After the humiliating no-show of their much hyped (and currently in-limbo) iTunes phone at CeBIT earlier this month, Motorola have hit back with two new music phones.
The Motorola E680i is a stylised version of its first Linux-based music phone, retaining the integrated FM tuner and tri-band GSM/GPRS 900/1800/1900 MHz coverage with improved Bluetooth support capable of outputting stereo audio courtesy of the AD2P profile.
The handset boasts dual stereo speakers with virtual surround sound and can handle just about any music format you care to lob at it, including MP3 and WMA, AAC, MIDI and WAV.
The E680i comes with a large 65K colour touchscreen with QVGA (240 x 320 pixels) resolution and the same 0.3 MP integrated digital camera as found in the E680.
There’s also the usual basic suite of applications, support for J2ME, handwriting recognition, messaging support (including e-mail), and USB 1.1.

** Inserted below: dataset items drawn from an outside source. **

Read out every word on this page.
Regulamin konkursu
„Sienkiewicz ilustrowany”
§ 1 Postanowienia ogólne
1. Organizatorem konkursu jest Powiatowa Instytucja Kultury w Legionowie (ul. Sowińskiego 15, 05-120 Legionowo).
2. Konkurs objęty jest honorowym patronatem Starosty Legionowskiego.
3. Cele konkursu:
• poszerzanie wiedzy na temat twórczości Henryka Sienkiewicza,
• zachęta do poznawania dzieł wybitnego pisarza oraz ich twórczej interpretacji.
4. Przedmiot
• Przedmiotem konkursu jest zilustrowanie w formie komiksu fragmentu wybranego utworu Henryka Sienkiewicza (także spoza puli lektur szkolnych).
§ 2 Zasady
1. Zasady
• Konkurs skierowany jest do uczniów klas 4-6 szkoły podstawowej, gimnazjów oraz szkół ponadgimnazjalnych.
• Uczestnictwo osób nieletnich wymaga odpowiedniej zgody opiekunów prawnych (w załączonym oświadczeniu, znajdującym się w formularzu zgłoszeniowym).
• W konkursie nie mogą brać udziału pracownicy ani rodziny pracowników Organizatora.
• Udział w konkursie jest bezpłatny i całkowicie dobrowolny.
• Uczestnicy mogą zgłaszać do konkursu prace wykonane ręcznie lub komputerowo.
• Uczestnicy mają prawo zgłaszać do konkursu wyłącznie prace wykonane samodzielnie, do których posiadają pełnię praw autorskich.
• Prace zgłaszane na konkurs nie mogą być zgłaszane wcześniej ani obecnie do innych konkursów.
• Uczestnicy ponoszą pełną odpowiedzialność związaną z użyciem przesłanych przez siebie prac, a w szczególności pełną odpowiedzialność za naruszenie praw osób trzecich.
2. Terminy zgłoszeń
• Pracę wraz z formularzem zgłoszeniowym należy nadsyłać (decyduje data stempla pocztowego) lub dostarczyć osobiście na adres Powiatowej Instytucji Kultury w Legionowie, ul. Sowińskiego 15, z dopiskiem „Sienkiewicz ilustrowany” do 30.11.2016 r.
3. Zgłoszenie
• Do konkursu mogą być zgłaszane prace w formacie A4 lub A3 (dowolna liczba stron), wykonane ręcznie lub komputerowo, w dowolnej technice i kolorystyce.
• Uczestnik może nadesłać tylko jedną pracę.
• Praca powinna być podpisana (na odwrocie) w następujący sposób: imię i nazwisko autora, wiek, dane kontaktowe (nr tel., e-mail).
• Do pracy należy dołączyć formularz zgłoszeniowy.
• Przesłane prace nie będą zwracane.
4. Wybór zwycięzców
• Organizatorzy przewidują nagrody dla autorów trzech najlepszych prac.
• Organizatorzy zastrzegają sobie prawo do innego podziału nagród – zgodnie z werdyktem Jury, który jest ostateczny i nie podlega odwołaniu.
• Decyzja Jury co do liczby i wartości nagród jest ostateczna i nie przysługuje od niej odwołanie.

The handset is slated for release in the Asia Pacific in April 2005, but there’s been no pricing or worldwide availability announcements from Motorola yet
Sporting a ‘slider’ form factor, the E725 is a music player-cum-smartphone featuring a 1.9″ display (176 x 220 pixels resolution) with dedicated music keys, 5-band graphic equaliser and dual stereo speakers with virtual surround sound.
The E725 offers support for CDMA2000 1xEV-DO which – in English – means that it can rapidly download full music tracks over the air directly to the handset. Naturally, users can also sync the handset with their PCs and make use of the memory expansion slot supporting miniSD cards up to 2 GB.
All the rest of the features of the E680i are present and correct: an FM radio, a 0.3 MP camera, a 3.5 mm earphone jack, USB, a memory expansion slot (supporting miniSD cards up to 1 GB) and the same dual stereo speakers with virtual surround sound.
The E725 also sports a set of daft ‘rhythm lights’ for funky disco people who think its waaaaay cool to have a series of LED lights pulsating to the beat of the music currently playing.
The E725 is expected to arrive in North America in the second half of 2005, but, once again, Motorola are being coy about pricing details.